Uncertainty here is linked to, at best, misleading information and, at worst, blatantly criminal behaviour. Stephen Jackson suggests the solution may be creating statutory powers that let the QAA to more vigorously investigate new providers in England.

It is possible that an uncertainty-based approach to regulation could help overcome the threat of misleading data. In this situation, the concept of resilience applies to the regulator; QAA, using human intelligence gathering tools in combination with intelligent information sharing with sister regulatory organisations, could be flexible enough to deal with new types of higher education providers with different missions from the institutions of the traditional sector. The relationships developed with new providers may start burdensome but could become less so as trust is built between the provider and the regulator.

New approach

Uncertainty-based regulation comes with some risks. Human intelligence presumes a role for human judgement and with judgement comes bias.
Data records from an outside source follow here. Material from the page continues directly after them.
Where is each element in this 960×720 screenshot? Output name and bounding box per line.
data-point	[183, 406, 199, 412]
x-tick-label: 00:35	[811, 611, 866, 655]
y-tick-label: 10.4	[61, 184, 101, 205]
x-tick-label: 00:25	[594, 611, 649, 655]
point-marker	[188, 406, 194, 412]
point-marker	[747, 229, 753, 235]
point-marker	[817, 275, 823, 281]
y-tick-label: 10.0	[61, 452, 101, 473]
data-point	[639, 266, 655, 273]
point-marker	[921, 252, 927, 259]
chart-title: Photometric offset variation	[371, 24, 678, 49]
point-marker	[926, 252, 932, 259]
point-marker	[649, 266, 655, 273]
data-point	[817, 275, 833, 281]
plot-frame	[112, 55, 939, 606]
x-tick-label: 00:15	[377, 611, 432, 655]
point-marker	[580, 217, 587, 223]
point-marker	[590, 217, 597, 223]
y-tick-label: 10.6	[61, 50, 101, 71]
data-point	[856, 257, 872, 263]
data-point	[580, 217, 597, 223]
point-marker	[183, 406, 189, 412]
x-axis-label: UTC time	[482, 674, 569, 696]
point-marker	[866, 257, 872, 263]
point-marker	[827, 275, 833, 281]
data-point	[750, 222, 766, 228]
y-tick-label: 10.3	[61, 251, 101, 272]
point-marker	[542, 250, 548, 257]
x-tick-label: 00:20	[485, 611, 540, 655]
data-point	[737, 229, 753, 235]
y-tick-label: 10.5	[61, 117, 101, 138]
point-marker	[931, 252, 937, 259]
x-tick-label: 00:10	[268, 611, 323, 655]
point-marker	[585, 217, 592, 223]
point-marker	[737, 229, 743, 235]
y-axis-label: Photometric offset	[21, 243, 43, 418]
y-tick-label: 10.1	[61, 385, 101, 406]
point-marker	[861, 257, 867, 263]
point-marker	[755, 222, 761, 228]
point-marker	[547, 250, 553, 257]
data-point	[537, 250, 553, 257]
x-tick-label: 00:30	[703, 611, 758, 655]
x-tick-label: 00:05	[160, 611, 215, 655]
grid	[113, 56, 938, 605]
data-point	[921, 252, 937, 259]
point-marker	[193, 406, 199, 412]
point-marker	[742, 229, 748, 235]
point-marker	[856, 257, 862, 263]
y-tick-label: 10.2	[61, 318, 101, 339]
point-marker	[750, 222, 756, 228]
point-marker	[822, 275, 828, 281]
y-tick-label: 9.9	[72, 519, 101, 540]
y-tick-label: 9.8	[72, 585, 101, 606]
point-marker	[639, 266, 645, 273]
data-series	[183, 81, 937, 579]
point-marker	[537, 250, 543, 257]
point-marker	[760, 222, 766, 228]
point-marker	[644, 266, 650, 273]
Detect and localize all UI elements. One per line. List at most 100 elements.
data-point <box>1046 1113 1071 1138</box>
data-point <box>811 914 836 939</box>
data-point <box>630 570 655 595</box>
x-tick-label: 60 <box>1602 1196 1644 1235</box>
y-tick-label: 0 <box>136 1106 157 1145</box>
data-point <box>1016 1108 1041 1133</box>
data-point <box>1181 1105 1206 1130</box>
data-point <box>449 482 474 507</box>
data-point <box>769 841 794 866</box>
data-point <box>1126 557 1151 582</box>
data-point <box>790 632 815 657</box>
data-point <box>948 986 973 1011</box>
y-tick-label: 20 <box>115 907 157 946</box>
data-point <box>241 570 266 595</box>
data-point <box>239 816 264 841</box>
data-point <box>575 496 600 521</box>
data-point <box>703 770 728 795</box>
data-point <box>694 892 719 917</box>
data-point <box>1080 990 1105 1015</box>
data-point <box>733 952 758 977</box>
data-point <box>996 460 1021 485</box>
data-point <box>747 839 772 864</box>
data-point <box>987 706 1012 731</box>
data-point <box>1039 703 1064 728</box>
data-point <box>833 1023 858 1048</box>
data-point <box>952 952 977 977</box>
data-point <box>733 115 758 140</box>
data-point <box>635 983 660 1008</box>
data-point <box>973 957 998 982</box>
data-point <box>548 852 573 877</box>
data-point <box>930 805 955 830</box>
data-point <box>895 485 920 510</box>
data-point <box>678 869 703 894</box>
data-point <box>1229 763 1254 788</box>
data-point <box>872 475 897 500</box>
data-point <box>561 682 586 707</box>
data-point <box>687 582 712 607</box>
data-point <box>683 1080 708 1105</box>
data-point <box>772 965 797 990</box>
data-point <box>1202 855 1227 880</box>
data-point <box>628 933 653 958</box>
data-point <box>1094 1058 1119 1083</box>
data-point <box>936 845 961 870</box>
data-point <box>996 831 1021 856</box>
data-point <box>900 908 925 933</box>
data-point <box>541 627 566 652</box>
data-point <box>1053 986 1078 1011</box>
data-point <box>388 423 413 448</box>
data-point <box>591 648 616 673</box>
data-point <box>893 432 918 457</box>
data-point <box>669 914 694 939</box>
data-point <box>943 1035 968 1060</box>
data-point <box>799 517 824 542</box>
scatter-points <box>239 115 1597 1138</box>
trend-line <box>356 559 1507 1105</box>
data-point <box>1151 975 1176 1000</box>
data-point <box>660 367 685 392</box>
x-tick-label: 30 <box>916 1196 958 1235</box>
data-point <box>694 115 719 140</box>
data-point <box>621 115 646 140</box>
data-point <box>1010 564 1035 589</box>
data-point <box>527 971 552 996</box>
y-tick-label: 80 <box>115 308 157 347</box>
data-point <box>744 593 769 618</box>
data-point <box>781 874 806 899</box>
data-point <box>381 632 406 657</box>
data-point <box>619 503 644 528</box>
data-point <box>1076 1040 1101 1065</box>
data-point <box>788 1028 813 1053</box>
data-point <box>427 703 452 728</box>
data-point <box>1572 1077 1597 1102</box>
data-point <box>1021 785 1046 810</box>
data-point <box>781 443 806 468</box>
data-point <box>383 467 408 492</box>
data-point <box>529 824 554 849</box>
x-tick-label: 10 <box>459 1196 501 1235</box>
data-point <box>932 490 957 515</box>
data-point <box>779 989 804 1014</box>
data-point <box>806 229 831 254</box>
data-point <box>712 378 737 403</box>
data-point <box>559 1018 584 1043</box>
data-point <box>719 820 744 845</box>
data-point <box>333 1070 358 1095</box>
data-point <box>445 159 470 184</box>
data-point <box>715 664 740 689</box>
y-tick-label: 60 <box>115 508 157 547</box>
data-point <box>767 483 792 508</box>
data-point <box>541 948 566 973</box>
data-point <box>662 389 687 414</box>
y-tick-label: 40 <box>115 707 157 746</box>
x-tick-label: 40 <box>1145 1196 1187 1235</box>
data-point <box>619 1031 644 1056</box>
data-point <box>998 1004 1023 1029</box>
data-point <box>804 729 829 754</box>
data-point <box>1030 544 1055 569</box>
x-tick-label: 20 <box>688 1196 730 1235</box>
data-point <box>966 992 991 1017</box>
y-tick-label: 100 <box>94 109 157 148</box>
Uncertainty-based regulation, therefore, requires a level of trust of the regulators on the part of higher education providers. Human intelligence gathering requires relationships, not merely data reporting.

While burdensome, data reporting does not involve a significant amount of human interaction. Rebalancing the use of human intelligence and data intelligence may represent a diminished reporting burden on higher education providers, but will providers and regulators be prepared and have the resources to invest the time needed to build the necessarily relationships?

A second question arises about the perspective of uncertainty-based regulation. Should regulators be assessing the resilience of individual higher education providers, taking a starting position of assuring individual institutional health? Or should regulators focus on the resilience of the higher education sector as a whole, assuming failure of individual providers as a natural consequence of increased marketization (as suggested by the 2014 Office of Fair Trading report on the English undergraduate sector) provided the overall sector could deal with displaced students and public needs? Ultimately these may be questions for primary legislation and Parliament to answer.